Ласково улыбнувшись в пшеничные усы, корпусной вдруг рубанул меня под коленки дубинкой и резко втолкнул в камеру — от неожиданности я даже не сделал попытки к сопротивлению. Трудно было предположить, что такой толстый и на вид нерасторопный дядька может действовать столь проворно.
В камере присутствовали три человека. Они, расположившись на нижних шконках, азартно резались в «буру».
Некоторое время троица продолжала увлеченно играть, а я получил возможность осмотреться. Двое были сильно здоровы — один, по всей видимости, баловался бодибилдингом, о чем свидетельствовали немного одрябшие, но не утратившие формы мышцы. Второй крепкой статью был наделен от природы: массивные плечи, широкие запястья с толстыми пальцами, испещренные татуировками, твердокаменная челюсть и грудь бочонком — все это наводило на самые грустные мысли о собственной физической неполноценности. Но опаснее всех мне показался третий: мелкий и сухощавый, он словно был сплетен из стальных тросов, которые при каждом движении руки перекатывались под бронзовой от загара кожей.
«Борец, — подумал я, — бывший… — И еще подумал: — Когда это он успел загореть? Если все лето торчит в камере?.. Странно…»
Мне стало немного неуютно. Ай-я-яй… Было очевидно, что в узком пространстве камеры эти ребята задавят меня за несколько секунд. Это вам не по перрону кренделя выписывать!

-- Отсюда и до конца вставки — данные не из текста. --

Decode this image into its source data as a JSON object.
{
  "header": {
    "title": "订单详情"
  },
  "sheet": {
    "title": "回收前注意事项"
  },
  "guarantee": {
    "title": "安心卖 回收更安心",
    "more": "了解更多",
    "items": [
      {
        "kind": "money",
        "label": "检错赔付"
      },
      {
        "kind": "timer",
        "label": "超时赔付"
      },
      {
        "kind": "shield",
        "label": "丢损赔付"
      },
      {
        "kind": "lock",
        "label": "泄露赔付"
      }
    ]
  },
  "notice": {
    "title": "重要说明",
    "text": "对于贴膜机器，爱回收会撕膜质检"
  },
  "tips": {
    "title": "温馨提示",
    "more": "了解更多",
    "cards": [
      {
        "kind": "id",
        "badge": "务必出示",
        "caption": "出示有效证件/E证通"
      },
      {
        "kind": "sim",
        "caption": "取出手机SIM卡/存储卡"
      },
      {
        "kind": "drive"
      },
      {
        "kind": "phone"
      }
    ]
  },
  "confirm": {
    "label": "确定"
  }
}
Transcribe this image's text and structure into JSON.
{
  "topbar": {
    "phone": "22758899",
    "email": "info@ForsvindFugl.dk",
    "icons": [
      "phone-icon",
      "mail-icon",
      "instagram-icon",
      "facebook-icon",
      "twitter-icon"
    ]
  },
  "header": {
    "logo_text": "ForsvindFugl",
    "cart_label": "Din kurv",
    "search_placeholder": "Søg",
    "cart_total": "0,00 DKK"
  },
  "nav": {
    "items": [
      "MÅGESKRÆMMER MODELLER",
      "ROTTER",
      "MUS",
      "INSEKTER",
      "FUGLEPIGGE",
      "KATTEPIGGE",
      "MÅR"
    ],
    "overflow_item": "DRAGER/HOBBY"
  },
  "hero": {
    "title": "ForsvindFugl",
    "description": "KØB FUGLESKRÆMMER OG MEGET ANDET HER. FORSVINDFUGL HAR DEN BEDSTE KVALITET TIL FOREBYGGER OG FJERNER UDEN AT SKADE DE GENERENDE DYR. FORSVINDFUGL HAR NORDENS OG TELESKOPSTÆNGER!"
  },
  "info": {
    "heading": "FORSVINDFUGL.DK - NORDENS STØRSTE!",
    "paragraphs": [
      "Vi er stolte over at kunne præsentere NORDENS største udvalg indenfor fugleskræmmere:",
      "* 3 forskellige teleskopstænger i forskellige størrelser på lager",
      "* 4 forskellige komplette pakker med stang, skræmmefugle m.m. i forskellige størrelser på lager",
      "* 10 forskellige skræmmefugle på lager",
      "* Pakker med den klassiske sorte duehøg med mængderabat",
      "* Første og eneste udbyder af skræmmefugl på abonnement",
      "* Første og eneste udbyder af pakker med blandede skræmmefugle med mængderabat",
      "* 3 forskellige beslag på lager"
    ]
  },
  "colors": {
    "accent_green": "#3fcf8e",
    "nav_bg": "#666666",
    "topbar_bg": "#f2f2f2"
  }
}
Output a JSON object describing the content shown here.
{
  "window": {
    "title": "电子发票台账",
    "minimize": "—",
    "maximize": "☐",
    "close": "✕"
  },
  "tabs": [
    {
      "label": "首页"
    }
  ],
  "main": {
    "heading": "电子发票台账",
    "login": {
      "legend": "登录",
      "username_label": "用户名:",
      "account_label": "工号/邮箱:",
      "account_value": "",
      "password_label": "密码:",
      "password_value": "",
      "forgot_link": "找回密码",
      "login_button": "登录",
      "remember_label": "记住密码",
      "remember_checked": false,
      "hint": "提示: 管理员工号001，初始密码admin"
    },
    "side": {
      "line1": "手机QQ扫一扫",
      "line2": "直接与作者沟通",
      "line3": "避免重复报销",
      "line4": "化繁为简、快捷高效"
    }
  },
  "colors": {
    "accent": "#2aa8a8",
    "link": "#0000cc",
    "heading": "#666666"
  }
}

Трое закончили кон и разом повернули головы в мою сторону.
— За что чалишься? — коротко спросил качок.
Я не стал отвечать — выдержал паузу и добродушно произнес:
— Здорово, мужики! Где мне упасть?
— Не хочет говорить! — сокрушенно развел ручищами здоровый от рождения, а борец неожиданно глубоким басом добавил:
— А и не надо — так знаем. Двух девчонок несмышленых оттарабанил и головенки им посворачивал. Загубил юные души, бля! А знаешь, что за это полагается? Знаешь, петух недоделанный?! — И тут все трое встали, продвинулись вперед и образовали передо мной в узком пространстве камеры треугольник, вершиной которого оказался борец.
— Мужики! Это же затасканный прием! — тоскливо воскликнул я, в отчаянии заламывая руки. — Я не делал этого! Меня подставили! Твою мать, а! Ну вы че — фильмы, что ли не смотрите?! Меня подставили, а теперь через вас рассчитывают опустить — ведь дебилу ясно! Неужели вам не западло быть чьими-то «шестерками»? Мужики…
Увы — ораторское искусство успеха не возымело. Борец молнией метнулся мне в ноги, ухватил за бедра железным кольцом, резко приподнял и мотанул в бок, заваливая на пол.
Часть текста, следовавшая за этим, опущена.